Oklahoma Southern Baptist disaster relief volunteers embodied the giving spirit of Christmas once again as the new year dawned, responding to a blizzard which dumped an estimated 12-24 inches of snow on the western half of the Panhandle, Dec. 29.
Baptist General Convention of Oklahoma Disaster Relief Director Sam Porter drove two portable generators to Guymon on New Year’s Eve to help alleviate the widespread loss of power which resulted from the storm. Area officials estimated there were more than 200 power poles down in the Oklahoma Panhandle, Porter said.
“Divide the Panhandle in half and everything west of that line was in trouble with loss of power some time,” Porter said. “In talking with the Office of Emergency Management, Southwest Kansas had 2,000 telephone poles on the ground and a few hundred were down in Oklahoma.”
Eleven Panhandle Association disaster relief feeding team volunteers set up a kitchen in the Texas County Activity Center, Dec. 30. The volunteers fed 150 people that day, 800 more on Dec. 31, 900 on Jan. 1 and almost 400 on Jan. 2, said “blue cap” (response leader) Dick Fisher of Hooker. Meals were transported west to towns in the snowed-in area by Red Cross volunteers.
Reached by cell phone Jan. 2, Fisher was enroute to Boise City to deliver a front end loader to help “dig some people out.”
“It’s still a big mess in Cimarron County,” he said. “From Boise City on west it’s still real messy.”

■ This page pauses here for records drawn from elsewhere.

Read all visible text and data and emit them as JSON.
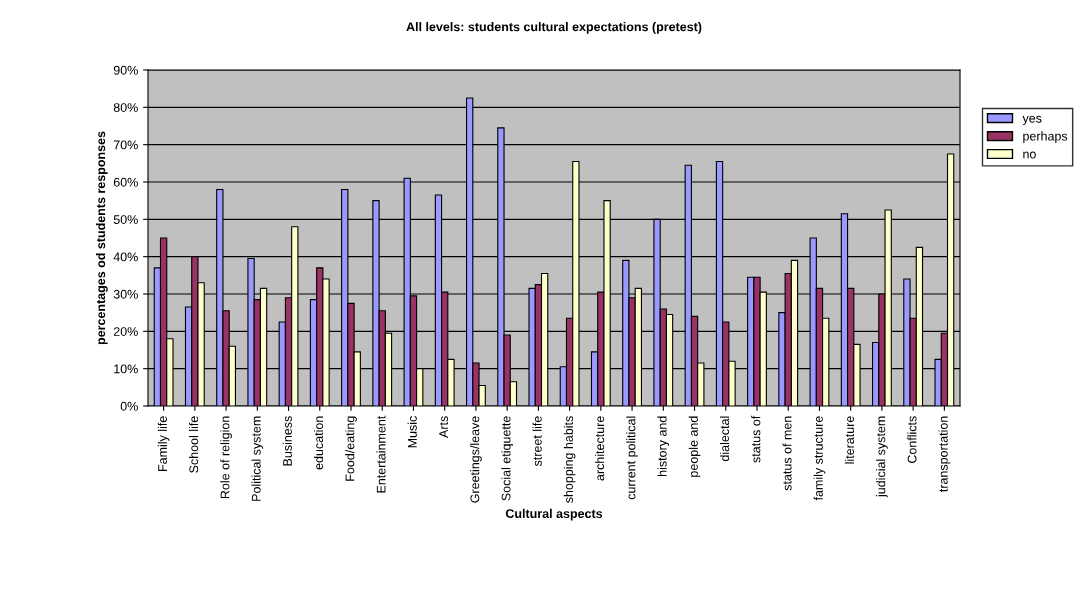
{
  "chart_data": {
    "type": "bar",
    "title": "All levels: students cultural expectations (pretest)",
    "xlabel": "Cultural aspects",
    "ylabel": "percentages od students responses",
    "categories": [
      "Family life",
      "School life",
      "Role of religion",
      "Political system",
      "Business",
      "education",
      "Food/eating",
      "Entertainment",
      "Music",
      "Arts",
      "Greetings/leave",
      "Social etiquette",
      "street life",
      "shopping habits",
      "architecture",
      "current political",
      "history and",
      "people and",
      "dialectal",
      "status of",
      "status of men",
      "family structure",
      "literature",
      "judicial system",
      "Conflicts",
      "transportation"
    ],
    "series": [
      {
        "name": "yes",
        "color": "#9999ff",
        "values": [
          37,
          26.5,
          58,
          39.5,
          22.5,
          28.5,
          58,
          55,
          61,
          56.5,
          82.5,
          74.5,
          31.5,
          10.5,
          14.5,
          39,
          50,
          64.5,
          65.5,
          34.5,
          25,
          45,
          51.5,
          17,
          34,
          12.5
        ]
      },
      {
        "name": "perhaps",
        "color": "#993366",
        "values": [
          45,
          40,
          25.5,
          28.5,
          29,
          37,
          27.5,
          25.5,
          29.5,
          30.5,
          11.5,
          19,
          32.5,
          23.5,
          30.5,
          29,
          26,
          24,
          22.5,
          34.5,
          35.5,
          31.5,
          31.5,
          30,
          23.5,
          19.5
        ]
      },
      {
        "name": "no",
        "color": "#ffffcc",
        "values": [
          18,
          33,
          16,
          31.5,
          48,
          34,
          14.5,
          19.5,
          10,
          12.5,
          5.5,
          6.5,
          35.5,
          65.5,
          55,
          31.5,
          24.5,
          11.5,
          12,
          30.5,
          39,
          23.5,
          16.5,
          52.5,
          42.5,
          67.5
        ]
      }
    ],
    "ylim": [
      0,
      90
    ],
    "yticks": [
      {
        "value": 0,
        "label": "0%"
      },
      {
        "value": 10,
        "label": "10%"
      },
      {
        "value": 20,
        "label": "20%"
      },
      {
        "value": 30,
        "label": "30%"
      },
      {
        "value": 40,
        "label": "40%"
      },
      {
        "value": 50,
        "label": "50%"
      },
      {
        "value": 60,
        "label": "60%"
      },
      {
        "value": 70,
        "label": "70%"
      },
      {
        "value": 80,
        "label": "80%"
      },
      {
        "value": 90,
        "label": "90%"
      }
    ],
    "grid": "y",
    "legend": "right"
  }
}
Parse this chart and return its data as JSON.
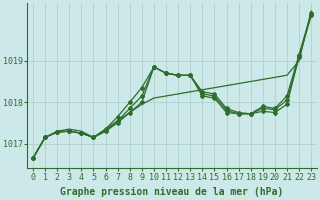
{
  "background_color": "#cce8e8",
  "grid_color": "#aacccc",
  "line_color": "#2d6e2d",
  "xlabel": "Graphe pression niveau de la mer (hPa)",
  "xlabel_fontsize": 7,
  "tick_fontsize": 6,
  "ylim": [
    1016.4,
    1020.4
  ],
  "yticks": [
    1017,
    1018,
    1019
  ],
  "xlim": [
    -0.5,
    23.5
  ],
  "series": {
    "s1": [
      1016.65,
      1017.15,
      1017.3,
      1017.35,
      1017.3,
      1017.15,
      1017.35,
      1017.55,
      1017.75,
      1017.95,
      1018.1,
      1018.15,
      1018.2,
      1018.25,
      1018.3,
      1018.35,
      1018.4,
      1018.45,
      1018.5,
      1018.55,
      1018.6,
      1018.65,
      1019.0,
      1020.2
    ],
    "s2": [
      1016.65,
      1017.15,
      1017.28,
      1017.3,
      1017.25,
      1017.15,
      1017.3,
      1017.5,
      1017.75,
      1018.0,
      1018.85,
      1018.7,
      1018.65,
      1018.65,
      1018.15,
      1018.1,
      1017.75,
      1017.72,
      1017.72,
      1017.78,
      1017.75,
      1017.95,
      1019.1,
      1020.1
    ],
    "s3": [
      1016.65,
      1017.15,
      1017.28,
      1017.3,
      1017.25,
      1017.15,
      1017.3,
      1017.55,
      1017.85,
      1018.15,
      1018.85,
      1018.7,
      1018.65,
      1018.65,
      1018.2,
      1018.15,
      1017.8,
      1017.72,
      1017.72,
      1017.85,
      1017.82,
      1018.05,
      1019.1,
      1020.1
    ],
    "s4": [
      1016.65,
      1017.15,
      1017.28,
      1017.3,
      1017.25,
      1017.15,
      1017.35,
      1017.65,
      1018.0,
      1018.35,
      1018.85,
      1018.7,
      1018.65,
      1018.65,
      1018.25,
      1018.2,
      1017.85,
      1017.75,
      1017.72,
      1017.9,
      1017.85,
      1018.15,
      1019.15,
      1020.15
    ]
  }
}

Meanwhile, a feeding team from the BGCO’s NW disaster relief Zone-Enid-Fairview-Woodward area-was putting together a group to relieve the Panhandle feeding team, and a chainsaw crew from the Hydro/Weatherford area was enroute to relieve the Panhandle Association chainsaw team, which was helping to clear broken trees and limbs from property.

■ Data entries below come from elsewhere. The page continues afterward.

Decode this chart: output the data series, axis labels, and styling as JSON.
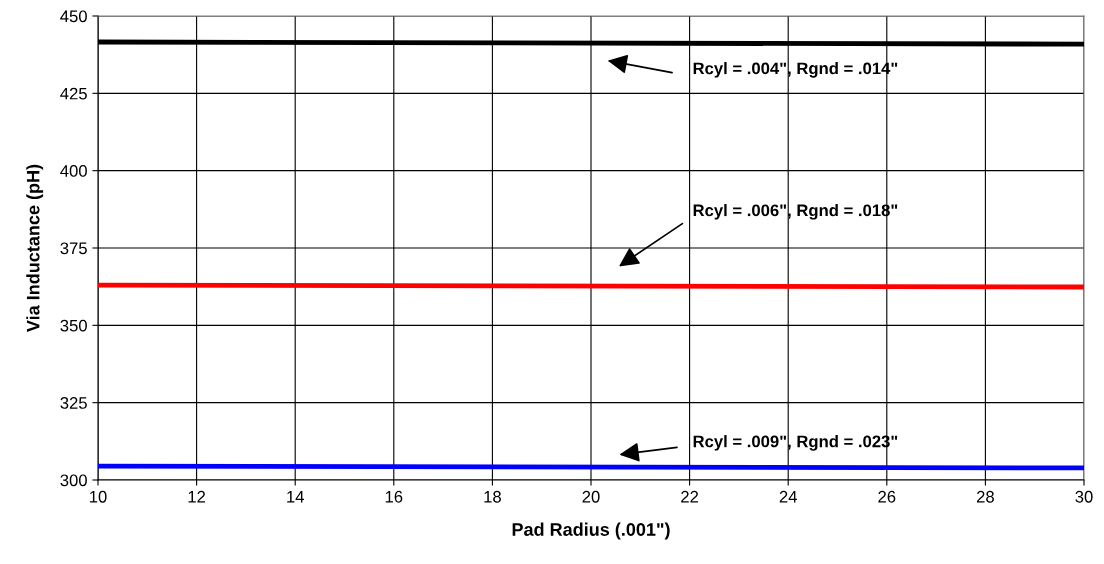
{
  "chart_data": {
    "type": "line",
    "xlabel": "Pad Radius (.001\")",
    "ylabel": "Via Inductance (pH)",
    "x": [
      10,
      30
    ],
    "series": [
      {
        "color": "#000000",
        "values": [
          441.6,
          440.9
        ]
      },
      {
        "color": "#ff0000",
        "values": [
          363.0,
          362.4
        ]
      },
      {
        "color": "#0000ff",
        "values": [
          304.5,
          303.9
        ]
      }
    ],
    "xlim": [
      10,
      30
    ],
    "xticks": [
      10,
      12,
      14,
      16,
      18,
      20,
      22,
      24,
      26,
      28,
      30
    ],
    "ylim": [
      300,
      450
    ],
    "yticks": [
      300,
      325,
      350,
      375,
      400,
      425,
      450
    ],
    "grid": true,
    "marker": "none",
    "line_style": "solid",
    "legend": false,
    "annotations": [
      "Rcyl = .004\", Rgnd = .014\"",
      "Rcyl = .006\", Rgnd = .018\"",
      "Rcyl = .009\", Rgnd = .023\""
    ]
  }
}
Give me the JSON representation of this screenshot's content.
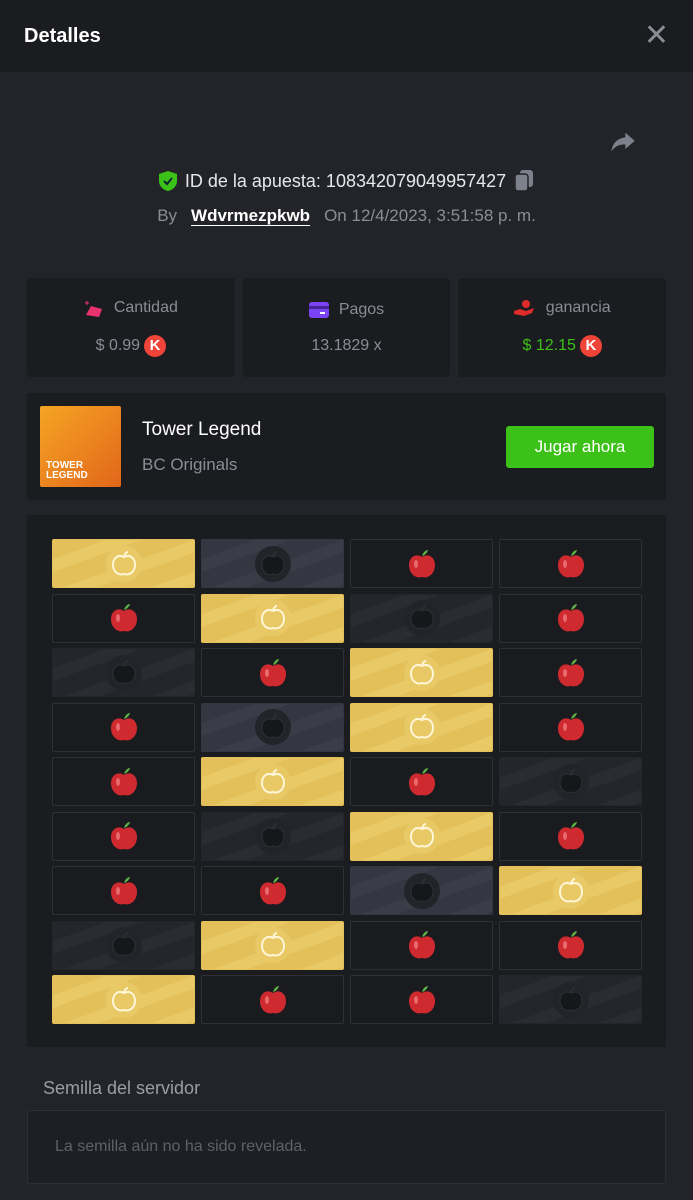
{
  "header": {
    "title": "Detalles"
  },
  "bet": {
    "id_label": "ID de la apuesta: 108342079049957427",
    "by_label": "By",
    "user": "Wdvrmezpkwb",
    "on_label": "On",
    "datetime": "12/4/2023, 3:51:58 p. m."
  },
  "stats": [
    {
      "label": "Cantidad",
      "value": "$ 0.99",
      "coin": "K",
      "icon": "bet-amount-icon",
      "icon_color": "#e8336e",
      "value_color": "#8a8d96"
    },
    {
      "label": "Pagos",
      "value": "13.1829 x",
      "icon": "payout-card-icon",
      "icon_color": "#7b43f5",
      "value_color": "#8a8d96"
    },
    {
      "label": "ganancia",
      "value": "$ 12.15",
      "coin": "K",
      "icon": "profit-icon",
      "icon_color": "#e02b2b",
      "value_color": "#3bc117"
    }
  ],
  "game": {
    "name": "Tower Legend",
    "provider": "BC Originals",
    "thumb_text": "TOWER LEGEND",
    "play_label": "Jugar ahora"
  },
  "board": [
    [
      "gold",
      "bombl",
      "apple",
      "apple"
    ],
    [
      "apple",
      "gold",
      "bombd",
      "apple"
    ],
    [
      "bombd",
      "apple",
      "gold",
      "apple"
    ],
    [
      "apple",
      "bombl",
      "gold",
      "apple"
    ],
    [
      "apple",
      "gold",
      "apple",
      "bombd"
    ],
    [
      "apple",
      "bombd",
      "gold",
      "apple"
    ],
    [
      "apple",
      "apple",
      "bombl",
      "gold"
    ],
    [
      "bombd",
      "gold",
      "apple",
      "apple"
    ],
    [
      "gold",
      "apple",
      "apple",
      "bombd"
    ]
  ],
  "seed": {
    "label": "Semilla del servidor",
    "placeholder": "La semilla aún no ha sido revelada."
  }
}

The chainsaw crews were in Hooker Jan. 3, clearing the property of Hooker, First and residential properties of debris. Fisher, who is a member of the church, said the crews were scheduled to move on to Guymon that afternoon to work.

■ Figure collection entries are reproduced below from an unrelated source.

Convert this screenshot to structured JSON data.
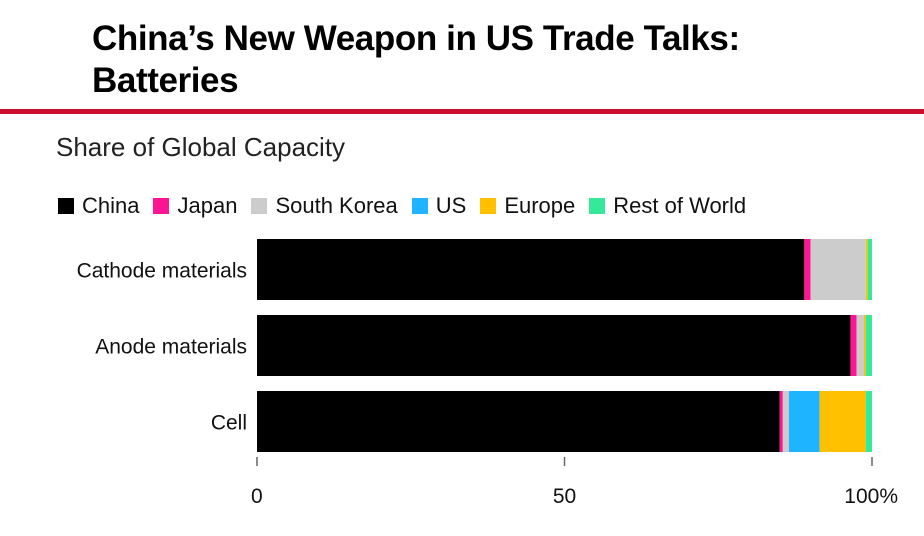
{
  "title": "China’s New Weapon in US Trade Talks: Batteries",
  "subtitle": "Share of Global Capacity",
  "chart_data": {
    "type": "bar",
    "orientation": "horizontal",
    "stacked": true,
    "categories": [
      "Cathode materials",
      "Anode materials",
      "Cell"
    ],
    "series": [
      {
        "name": "China",
        "color": "#000000",
        "values": [
          89,
          96.5,
          85
        ]
      },
      {
        "name": "Japan",
        "color": "#ff1493",
        "values": [
          1,
          1,
          0.5
        ]
      },
      {
        "name": "South Korea",
        "color": "#cccccc",
        "values": [
          9,
          1.2,
          1
        ]
      },
      {
        "name": "US",
        "color": "#1eb4ff",
        "values": [
          0,
          0,
          5
        ]
      },
      {
        "name": "Europe",
        "color": "#ffc000",
        "values": [
          0.3,
          0.3,
          7.5
        ]
      },
      {
        "name": "Rest of World",
        "color": "#35e89a",
        "values": [
          0.7,
          1,
          1
        ]
      }
    ],
    "xlim": [
      0,
      100
    ],
    "xticks": [
      {
        "value": 0,
        "label": "0"
      },
      {
        "value": 50,
        "label": "50"
      },
      {
        "value": 100,
        "label": "100%"
      }
    ],
    "legend_position": "top-left",
    "grid": false
  }
}
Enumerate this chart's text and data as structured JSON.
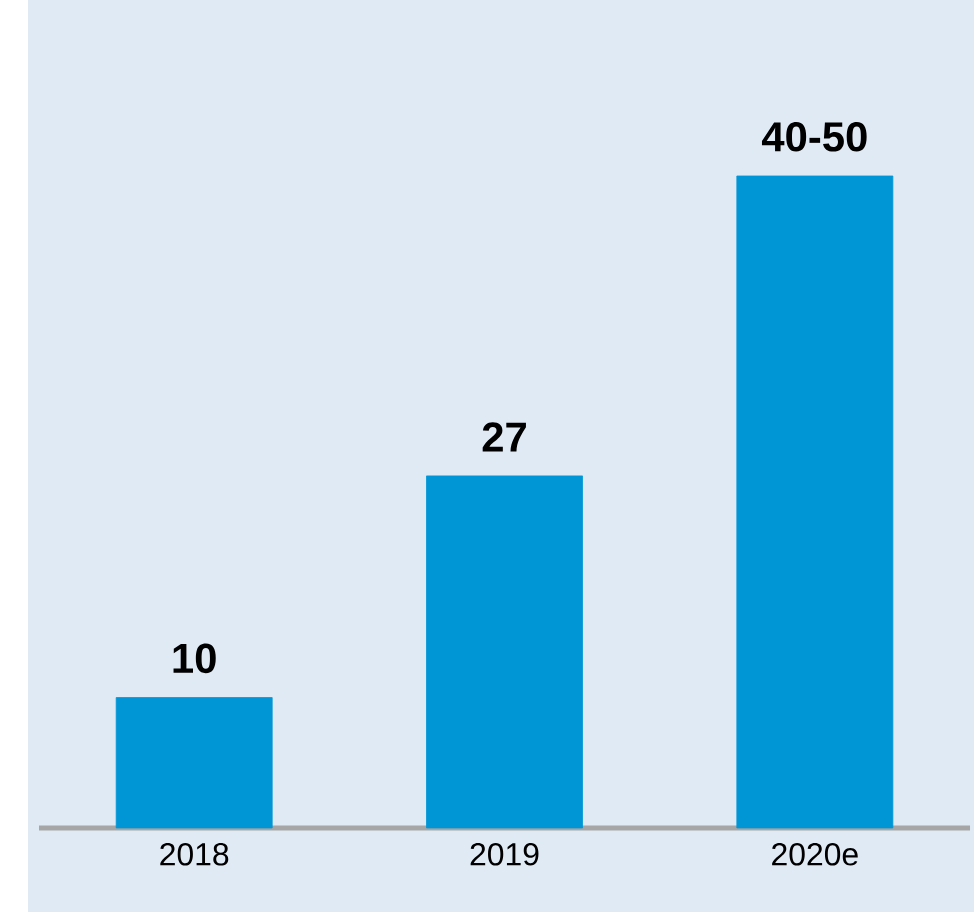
{
  "chart_data": {
    "type": "bar",
    "categories": [
      "2018",
      "2019",
      "2020e"
    ],
    "values": [
      10,
      27,
      50
    ],
    "value_labels": [
      "10",
      "27",
      "40-50"
    ],
    "colors": [
      "#0096d6",
      "#0096d6",
      "#0096d6"
    ]
  }
}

Fisher said roadways had pretty much been cleared of debris by Jan. 2, “but there are still a lot of limbs down in Guymon, Goodwell, Texhoma and on back to Hooker toward Hardesty. We were cleaning them up from last week’s ice storm, and then this weekend happened. There are a lot of power lines down across the rural areas,” Fisher said.
Fisher said the Guymon and Hooker area received almost four inches of rain just before the blizzard hit.
“All of that turned into ice Friday afternoon (Dec. 29) and Saturday; then we got two or three inches of snow on top of that,” he said. “Boise City pretty much had snow. We heard reports of 12-24 inches of snow in the western Panhandle in a 24-hour period. That’s a lot of snow for the flatlands.”
The Guymon Daily Herald reported that nearly 400 trucks were stranded in Boise City, along with other travelers, after the huge snowfall. The Disaster News Network reported that at least 12 fatalities-mostly as a result of icy roads-had been attributed to the severe storm, which earlier over the weekend spawned tornadoes in Texas and Louisiana. Thousands of people-including 44,000 in Kansas and an estimated 15,000 in Nebraska-were left without power. The storm once stretched from Mexico to Canada.
Fisher said Jan. 3 conditions were improving in the Oklahoma Panhandle, thanks to clear skies and prevailing sunshine.